Wednesday, June 9, 2010
Although Bigfoot has been exposed as a hoax, traces of Nessie have yet to be found, and the remains of Chupacabras always seem to turn out to be ordinary dogs, there are still some very peculiar supernatural beings out there. One of them is championed, not by woo-woos, but by skeptics. It is known as "the fence sitter" and it lurks in the shadows of intellectual impotence.
Contrary to other mystical beings, more is known about the fence sitter's behavior than its appearance. There are no rough sketches of it, no imaginative renderings. Instead, many skeptics seem to know the emotional state and thinking of this creature. It only comes out, for instance, if skeptics adopt a "nice" approach towards woo-woos. Confrontational approaches scare the fence sitter away. It is very sensitive in that respect. Incidentally, it also seems as if it is skeptics who favor the "nice" approach who have the best knowledge of the fence sitter.
There are several definitions of the fence sitter circulating. The first one describes a being who has not yet formed an opinion of either superstition or a science based world view - it is indifferent to the options available. The second has formed opinions but not chosen one or the other. A third has formed an opinion and chosen but is so open to delicate and nice arguments that the creature might swing the nice skeptic's way as long as no arrogant skeptic scares it away. There might even be more types of fence sitters; since many skeptics are keen on focusing their entire strategy on these very sensitive beings, they must be a numerous crowd indeed. They certainly outnumber the few that might be upset about the onslaught of New Age and superstition and would be attracted to someone opposing it in a confrontational and straightforward manner.
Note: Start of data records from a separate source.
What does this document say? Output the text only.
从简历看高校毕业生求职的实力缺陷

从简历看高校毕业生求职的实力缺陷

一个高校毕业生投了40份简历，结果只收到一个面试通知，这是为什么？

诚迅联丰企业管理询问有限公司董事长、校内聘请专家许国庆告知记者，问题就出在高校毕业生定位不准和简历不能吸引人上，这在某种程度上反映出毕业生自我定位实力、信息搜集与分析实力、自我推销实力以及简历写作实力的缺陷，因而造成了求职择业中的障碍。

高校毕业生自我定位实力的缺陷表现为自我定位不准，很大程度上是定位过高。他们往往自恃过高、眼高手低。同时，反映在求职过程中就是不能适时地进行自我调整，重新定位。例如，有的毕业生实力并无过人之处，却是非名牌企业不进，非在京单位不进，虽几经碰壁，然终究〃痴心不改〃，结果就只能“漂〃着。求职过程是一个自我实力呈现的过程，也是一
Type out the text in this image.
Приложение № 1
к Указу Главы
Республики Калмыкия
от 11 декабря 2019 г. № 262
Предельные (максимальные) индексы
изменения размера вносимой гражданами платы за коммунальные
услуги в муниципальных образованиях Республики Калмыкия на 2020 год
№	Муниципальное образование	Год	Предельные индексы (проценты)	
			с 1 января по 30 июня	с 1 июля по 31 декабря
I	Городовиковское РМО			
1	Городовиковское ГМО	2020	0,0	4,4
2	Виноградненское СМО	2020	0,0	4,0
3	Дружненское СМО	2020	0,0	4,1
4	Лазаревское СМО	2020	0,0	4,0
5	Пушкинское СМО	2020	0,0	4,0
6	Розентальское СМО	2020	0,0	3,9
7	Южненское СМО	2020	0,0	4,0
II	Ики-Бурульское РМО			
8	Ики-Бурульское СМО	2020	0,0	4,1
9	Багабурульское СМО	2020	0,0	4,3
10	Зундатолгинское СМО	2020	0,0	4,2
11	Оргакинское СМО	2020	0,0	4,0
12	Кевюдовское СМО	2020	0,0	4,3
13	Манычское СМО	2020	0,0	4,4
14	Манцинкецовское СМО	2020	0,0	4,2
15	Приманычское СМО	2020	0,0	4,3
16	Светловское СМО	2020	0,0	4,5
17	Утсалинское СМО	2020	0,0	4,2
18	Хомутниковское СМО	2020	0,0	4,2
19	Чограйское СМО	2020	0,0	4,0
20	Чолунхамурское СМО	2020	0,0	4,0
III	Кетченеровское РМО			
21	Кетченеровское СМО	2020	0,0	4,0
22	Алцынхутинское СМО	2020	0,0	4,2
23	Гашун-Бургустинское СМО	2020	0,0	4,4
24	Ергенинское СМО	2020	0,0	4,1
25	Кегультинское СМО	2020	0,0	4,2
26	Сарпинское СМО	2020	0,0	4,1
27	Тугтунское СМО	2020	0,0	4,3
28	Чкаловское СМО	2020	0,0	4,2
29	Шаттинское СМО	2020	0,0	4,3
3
However, as in the case of other mystical creatures, a bit of skepticism is to be adviced. Why would the first type of fence sitter, if it exists, be interested at all in what and how skeptics are doing? And why would such interest be stired up by some factual arguments in the context of friendly conversation? What would catch the fence sitter's attention in such a converstation? The skeptic answer is: "Nice people are more likable." I wonder it that is valid? If I came across two people opposing racists or neo-Nazis, would I be more attracted to the one treating the racists or neo-Nazis in a respectful and friendly manner, or would I be more attracted to the one making a firm and confrontational stance against them? Oh, it isn't fair to compare woo-wooism and racism? Okay, I guess there is a difference between trying to send people back intellectually fifty years and 500 years, but not necessarily to the advantage of superstition.
So, what about the second type. It sits on the fence and swings back and forth, leaning towards one side for a moment and then the other. It knows the alternatives but can't make its mind up. Really? Are the alternatives a popsicle with strawberry flavor or one with pineapple flavor? Mustard or not on your hot dog? Boot cut jeans or loose fit? No, the alternatives are two fundamentally different ways of viewing existence. Two uncompatible philosophies, if you wish. A creature that so easily swings between those two different worlds, and is so sensitive that only influence under disguise prevents it from running away, is such a creature really worth the effort? Honestly, suppose you get the creature to chose side - it becomes the third type. Why wouldn't it just as easily swing back? If the fence sitter shares psychological traits with humans, social psychology states that attitudes easily changed are changed back with equal ease. Are such fence sitters, if they exist, really worth focusing on?
Let's go to the numbers. Skeptics don't know their actual count, but have a good enough idea to consider these cretures worthwile focusing on. So, on one side we have the woo-woo:s, then comes the fence sitter, and then - blank. There is nothing more. There are no people who shares the skeptic cause but are not yet active or organized. Or if there are, they are so scarce compared to the mystical fence sitter that paying them attention is a waste of time. In addition, such sympathizers would probably favor a more confrontational style, at least not be as sensitive to it as fence sitters. So they are of no interest to the fence sitter-believeing skeptics.
Why not? Because fence sitters are not really the goal, they are the means. Fence sitters are created and defined to legitimize a comfortable tone, an approach many skeptics find comfortable and are used to from campus debates and the lecture hall. But when they find that the public debate is very far from the academic discussion, and that the moderate "nice guy" approach is very far from rational in that context, they need something to make it appear so. And the fence sitter is born. Irrational? Of course. Devastating for the promotion of skepticism? Of course. But the important thing for many skeptics is not the advancement of skepticism, it is to feel good, and to be liked bÿ as many as possible. After all, who in their right mind would enjoy coming forth as a brute!?
So, in the case of the fence sitter, there are no skeptics asking for "extraordinary proof" of this extraordinary creature. There are no skeptics asking for verification of its existence, in fact, most take it for granted. Why? Because the creature makes them feel good. They need the fence sitter to be true. Thus, skeptics may in some cases provide a valuable insight into the core motivational factors of woo-woo.